Decluttering has not materialized as the end point of my minimalist journey. Instead, decluttering has become merely a point in a cycle: de-clutter, feel better, re-clutter, feel frustrated, de-clutter again. I now recognize in the the flow of things into and out of my life that the underlying ocean of me remains the same. There is a lack somewhere, that has not been addressed. A sense of deprivation or discomfort that I have sought to fill with new things. Our consumerist-driven culture constantly bombards us with the message that we can solve all of our problems with money. So as I have felt the discomfort of being in my own skin, I have turned to the comfortable habit of trying to find some thing that will alleviate that discomfort and make me a happy, better person.

The problem is, though, that things have only the meaning we assign to them: things are inherently just inanimate objects that take space and cost money and life energy to produce, procure and purge.

Where “minimalism” can suggest the deprivation of surviving with the absolute minimum amount of life, “Optimalism” suggests the best and most favorable amount. Enough.

In her book Your Money or Your Life, Vicky Robin compares the idea of “enough” to the difference between eating mindfully to the point of satisfaction and overeating to excess. Eating mindfully to satisfaction is energizing and fueling. Overeating to excess is exhausting and overwhelming, to health and mind.
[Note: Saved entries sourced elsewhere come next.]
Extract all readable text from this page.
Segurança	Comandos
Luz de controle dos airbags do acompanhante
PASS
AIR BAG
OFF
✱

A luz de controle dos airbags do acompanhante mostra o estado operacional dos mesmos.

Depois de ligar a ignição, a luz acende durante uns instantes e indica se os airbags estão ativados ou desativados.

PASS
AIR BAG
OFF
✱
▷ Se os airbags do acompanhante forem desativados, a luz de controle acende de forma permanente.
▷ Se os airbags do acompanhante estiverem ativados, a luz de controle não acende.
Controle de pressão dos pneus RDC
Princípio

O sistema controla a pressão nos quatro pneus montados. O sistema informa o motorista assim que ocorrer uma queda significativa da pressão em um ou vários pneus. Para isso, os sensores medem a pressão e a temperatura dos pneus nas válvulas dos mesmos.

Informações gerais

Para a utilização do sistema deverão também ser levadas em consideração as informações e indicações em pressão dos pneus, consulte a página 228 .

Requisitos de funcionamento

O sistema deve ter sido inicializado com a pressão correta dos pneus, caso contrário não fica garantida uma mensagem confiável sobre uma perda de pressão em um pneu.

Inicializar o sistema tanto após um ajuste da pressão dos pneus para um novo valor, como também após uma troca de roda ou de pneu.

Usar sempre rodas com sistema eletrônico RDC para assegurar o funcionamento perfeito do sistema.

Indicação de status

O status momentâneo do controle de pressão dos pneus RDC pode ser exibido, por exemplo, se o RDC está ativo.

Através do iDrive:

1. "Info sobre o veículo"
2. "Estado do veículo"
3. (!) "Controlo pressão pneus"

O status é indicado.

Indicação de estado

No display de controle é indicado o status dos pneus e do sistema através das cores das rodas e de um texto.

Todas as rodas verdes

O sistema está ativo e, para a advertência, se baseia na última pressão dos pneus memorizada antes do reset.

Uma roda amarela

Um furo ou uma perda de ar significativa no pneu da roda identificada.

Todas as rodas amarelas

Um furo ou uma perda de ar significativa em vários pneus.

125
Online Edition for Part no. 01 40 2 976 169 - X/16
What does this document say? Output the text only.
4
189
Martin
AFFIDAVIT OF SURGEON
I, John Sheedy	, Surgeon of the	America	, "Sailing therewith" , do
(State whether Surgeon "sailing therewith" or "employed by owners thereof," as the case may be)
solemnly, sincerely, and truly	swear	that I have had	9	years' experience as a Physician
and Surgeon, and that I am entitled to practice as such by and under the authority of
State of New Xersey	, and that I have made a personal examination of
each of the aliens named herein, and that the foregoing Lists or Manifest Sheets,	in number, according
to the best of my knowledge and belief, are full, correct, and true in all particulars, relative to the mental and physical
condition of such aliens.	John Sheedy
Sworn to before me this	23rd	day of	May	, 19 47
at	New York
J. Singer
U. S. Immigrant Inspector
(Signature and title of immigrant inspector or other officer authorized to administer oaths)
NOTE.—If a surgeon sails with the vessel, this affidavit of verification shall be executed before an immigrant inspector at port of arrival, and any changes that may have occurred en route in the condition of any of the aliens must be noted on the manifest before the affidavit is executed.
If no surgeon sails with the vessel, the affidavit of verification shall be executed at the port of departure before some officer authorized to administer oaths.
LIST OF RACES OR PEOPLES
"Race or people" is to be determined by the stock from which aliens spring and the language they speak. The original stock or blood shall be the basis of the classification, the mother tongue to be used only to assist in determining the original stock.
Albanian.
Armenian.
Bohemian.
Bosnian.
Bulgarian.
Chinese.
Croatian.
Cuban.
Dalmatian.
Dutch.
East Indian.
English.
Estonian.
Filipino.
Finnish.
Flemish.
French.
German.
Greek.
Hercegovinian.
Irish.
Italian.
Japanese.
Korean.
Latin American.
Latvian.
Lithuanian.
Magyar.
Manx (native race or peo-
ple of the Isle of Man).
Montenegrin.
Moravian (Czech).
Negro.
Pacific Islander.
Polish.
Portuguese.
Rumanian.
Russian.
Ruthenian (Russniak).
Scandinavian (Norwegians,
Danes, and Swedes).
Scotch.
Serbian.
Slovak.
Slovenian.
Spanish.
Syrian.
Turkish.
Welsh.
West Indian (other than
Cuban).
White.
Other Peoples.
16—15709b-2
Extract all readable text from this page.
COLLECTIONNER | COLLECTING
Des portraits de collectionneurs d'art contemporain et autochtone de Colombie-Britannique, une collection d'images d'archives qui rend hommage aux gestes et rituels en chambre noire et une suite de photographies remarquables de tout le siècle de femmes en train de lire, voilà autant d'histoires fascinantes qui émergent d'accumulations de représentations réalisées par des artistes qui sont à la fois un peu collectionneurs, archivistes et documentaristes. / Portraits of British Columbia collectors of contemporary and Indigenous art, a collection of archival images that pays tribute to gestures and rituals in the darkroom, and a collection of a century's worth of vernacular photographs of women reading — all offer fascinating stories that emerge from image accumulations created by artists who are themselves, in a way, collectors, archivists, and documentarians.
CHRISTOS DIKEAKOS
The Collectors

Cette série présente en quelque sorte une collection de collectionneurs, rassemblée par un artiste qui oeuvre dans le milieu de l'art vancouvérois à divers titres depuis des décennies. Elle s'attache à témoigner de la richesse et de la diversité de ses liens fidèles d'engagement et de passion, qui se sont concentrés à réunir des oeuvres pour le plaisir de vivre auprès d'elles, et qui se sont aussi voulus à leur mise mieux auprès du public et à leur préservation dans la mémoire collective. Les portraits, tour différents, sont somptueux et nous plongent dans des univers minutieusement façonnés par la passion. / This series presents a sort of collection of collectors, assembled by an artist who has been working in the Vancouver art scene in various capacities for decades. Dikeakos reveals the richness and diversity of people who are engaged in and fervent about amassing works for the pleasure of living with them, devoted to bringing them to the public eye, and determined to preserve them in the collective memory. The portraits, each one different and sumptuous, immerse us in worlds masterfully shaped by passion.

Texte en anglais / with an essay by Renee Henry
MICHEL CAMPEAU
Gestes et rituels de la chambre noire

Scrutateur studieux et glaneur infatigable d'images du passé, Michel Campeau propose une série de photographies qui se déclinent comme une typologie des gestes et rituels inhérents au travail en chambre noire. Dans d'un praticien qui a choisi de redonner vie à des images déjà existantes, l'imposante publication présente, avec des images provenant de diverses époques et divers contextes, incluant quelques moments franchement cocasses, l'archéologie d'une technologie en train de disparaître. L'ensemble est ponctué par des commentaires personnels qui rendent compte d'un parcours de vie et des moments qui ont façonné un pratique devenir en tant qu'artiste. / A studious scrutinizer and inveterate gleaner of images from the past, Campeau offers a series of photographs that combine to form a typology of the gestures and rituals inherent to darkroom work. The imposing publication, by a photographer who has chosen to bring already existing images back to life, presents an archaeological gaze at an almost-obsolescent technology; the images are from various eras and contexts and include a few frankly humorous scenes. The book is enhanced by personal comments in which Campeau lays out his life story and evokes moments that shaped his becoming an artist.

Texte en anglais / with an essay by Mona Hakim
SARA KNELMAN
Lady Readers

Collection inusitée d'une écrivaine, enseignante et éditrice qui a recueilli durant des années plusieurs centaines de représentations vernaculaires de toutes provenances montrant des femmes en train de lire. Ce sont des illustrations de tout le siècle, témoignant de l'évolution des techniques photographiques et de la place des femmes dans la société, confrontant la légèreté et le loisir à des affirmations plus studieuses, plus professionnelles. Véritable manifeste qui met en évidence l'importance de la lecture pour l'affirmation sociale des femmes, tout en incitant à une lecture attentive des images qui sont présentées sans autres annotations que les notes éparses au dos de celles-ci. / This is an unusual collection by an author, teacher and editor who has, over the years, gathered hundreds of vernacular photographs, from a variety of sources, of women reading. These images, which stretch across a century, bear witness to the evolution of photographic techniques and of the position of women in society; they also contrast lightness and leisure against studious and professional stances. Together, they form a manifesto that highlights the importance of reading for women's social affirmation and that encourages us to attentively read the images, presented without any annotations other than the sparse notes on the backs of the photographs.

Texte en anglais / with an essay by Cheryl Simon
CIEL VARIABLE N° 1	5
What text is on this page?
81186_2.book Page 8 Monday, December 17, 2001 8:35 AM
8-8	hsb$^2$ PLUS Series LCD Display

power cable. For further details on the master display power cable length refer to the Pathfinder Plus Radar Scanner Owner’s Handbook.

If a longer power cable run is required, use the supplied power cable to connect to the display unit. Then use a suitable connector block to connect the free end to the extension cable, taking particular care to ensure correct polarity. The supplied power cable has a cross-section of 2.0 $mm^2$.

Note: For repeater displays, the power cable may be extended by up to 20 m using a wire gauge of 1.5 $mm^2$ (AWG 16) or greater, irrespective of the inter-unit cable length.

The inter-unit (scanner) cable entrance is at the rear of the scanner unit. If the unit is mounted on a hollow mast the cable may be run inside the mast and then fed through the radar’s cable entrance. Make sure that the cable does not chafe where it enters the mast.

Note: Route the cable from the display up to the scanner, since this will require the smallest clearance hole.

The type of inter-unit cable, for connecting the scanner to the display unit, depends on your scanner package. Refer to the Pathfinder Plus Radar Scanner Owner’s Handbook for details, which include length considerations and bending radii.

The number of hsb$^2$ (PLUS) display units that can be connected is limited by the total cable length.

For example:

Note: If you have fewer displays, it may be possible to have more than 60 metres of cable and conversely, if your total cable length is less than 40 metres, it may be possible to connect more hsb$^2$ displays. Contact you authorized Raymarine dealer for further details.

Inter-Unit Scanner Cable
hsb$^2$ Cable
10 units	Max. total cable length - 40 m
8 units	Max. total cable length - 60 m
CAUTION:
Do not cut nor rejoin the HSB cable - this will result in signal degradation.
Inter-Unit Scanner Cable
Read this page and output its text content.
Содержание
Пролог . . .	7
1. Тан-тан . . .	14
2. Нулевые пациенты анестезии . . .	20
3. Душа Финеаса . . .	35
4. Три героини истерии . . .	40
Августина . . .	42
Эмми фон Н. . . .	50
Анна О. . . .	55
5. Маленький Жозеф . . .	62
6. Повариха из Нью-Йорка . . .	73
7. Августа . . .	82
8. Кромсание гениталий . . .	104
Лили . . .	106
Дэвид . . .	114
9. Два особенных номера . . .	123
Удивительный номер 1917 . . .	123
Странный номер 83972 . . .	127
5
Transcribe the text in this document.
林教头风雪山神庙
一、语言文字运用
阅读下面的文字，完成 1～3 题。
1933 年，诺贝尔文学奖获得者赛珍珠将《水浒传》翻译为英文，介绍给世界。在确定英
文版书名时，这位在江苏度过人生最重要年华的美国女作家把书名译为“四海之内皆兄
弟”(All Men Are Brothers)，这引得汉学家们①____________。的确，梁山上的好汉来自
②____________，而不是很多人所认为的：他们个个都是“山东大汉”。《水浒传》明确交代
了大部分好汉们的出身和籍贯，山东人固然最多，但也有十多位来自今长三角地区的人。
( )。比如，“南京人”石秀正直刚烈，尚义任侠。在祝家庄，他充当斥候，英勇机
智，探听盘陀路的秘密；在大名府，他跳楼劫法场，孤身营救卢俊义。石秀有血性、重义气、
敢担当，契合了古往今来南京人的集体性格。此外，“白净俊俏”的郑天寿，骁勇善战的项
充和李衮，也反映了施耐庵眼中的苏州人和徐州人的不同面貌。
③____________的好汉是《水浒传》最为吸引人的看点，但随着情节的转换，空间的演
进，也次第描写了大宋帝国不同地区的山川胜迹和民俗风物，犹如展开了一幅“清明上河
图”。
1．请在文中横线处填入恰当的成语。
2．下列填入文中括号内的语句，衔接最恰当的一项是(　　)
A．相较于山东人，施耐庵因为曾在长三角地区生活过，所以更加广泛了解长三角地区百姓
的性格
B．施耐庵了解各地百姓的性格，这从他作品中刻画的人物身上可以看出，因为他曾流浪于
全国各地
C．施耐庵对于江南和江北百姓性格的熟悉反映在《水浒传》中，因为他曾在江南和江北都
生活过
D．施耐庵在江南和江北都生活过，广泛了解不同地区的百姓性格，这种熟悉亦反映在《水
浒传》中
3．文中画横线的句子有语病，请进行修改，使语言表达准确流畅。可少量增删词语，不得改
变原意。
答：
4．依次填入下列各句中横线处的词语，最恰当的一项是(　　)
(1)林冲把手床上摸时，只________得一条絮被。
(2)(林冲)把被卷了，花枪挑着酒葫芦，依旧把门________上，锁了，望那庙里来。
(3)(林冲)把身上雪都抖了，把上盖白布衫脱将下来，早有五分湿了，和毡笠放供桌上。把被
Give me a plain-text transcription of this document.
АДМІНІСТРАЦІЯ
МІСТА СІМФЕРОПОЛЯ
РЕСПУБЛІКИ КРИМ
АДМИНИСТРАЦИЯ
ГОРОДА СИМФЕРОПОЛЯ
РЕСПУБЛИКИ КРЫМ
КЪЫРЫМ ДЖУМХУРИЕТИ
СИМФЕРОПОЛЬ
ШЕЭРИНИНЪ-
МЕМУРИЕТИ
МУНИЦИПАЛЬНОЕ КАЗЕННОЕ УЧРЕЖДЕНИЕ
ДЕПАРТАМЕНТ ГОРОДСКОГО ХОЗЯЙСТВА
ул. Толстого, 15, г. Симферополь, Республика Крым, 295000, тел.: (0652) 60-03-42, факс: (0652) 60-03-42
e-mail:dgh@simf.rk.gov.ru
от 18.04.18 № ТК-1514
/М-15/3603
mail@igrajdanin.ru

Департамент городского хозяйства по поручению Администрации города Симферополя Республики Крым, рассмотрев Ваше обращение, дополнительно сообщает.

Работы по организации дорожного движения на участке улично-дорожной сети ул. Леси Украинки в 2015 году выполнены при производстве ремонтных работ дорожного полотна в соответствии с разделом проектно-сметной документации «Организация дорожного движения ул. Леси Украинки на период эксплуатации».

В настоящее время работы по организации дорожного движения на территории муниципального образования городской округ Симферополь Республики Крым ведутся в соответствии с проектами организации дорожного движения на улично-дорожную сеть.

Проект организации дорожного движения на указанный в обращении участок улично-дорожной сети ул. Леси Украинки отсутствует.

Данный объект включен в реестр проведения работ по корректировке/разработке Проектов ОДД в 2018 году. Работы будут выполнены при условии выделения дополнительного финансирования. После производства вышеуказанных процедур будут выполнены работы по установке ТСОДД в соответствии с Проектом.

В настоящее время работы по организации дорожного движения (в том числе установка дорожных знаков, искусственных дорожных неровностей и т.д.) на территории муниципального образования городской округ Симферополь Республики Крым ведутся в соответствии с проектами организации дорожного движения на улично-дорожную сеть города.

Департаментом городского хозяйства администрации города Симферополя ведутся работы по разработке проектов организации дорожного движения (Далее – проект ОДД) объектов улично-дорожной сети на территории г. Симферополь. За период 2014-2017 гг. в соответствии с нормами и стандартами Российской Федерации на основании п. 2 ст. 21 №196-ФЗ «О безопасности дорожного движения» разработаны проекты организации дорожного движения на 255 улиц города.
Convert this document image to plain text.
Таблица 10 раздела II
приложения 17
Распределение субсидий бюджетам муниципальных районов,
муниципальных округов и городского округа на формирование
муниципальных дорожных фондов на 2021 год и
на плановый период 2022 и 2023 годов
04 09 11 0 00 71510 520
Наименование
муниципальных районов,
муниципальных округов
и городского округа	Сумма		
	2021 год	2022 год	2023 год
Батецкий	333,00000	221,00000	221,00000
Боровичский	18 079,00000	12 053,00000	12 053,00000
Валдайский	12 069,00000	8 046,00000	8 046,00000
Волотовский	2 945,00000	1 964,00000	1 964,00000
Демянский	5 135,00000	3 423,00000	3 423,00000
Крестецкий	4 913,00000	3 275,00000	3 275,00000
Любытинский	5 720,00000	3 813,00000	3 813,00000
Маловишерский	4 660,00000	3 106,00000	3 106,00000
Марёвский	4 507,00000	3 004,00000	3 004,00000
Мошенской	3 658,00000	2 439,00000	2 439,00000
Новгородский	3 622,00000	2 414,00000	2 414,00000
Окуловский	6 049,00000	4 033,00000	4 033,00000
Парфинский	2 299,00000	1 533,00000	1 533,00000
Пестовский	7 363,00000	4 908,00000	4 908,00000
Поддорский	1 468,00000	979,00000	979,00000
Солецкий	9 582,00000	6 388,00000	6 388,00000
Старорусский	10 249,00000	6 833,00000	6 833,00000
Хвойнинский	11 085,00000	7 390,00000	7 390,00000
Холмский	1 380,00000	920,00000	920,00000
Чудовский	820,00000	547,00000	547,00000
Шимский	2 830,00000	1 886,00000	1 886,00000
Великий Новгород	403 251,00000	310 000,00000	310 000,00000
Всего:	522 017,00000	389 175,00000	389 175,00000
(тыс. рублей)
Like mindful eating, Optimalism is an internal state -- a point of internal balance and contentment without excess. Every person’s point of enough and satisfaction with life (work, food, play, things, time) is different-- some of us need more “stuff” to feel satisfied, some need less. It is the mindful, internal barometer that has to decide.

So this is the year I cultivate Optimalism: enough.

What are your New Year’s rituals? Do you set a theme or resolutions? How do you keep yourself accountable?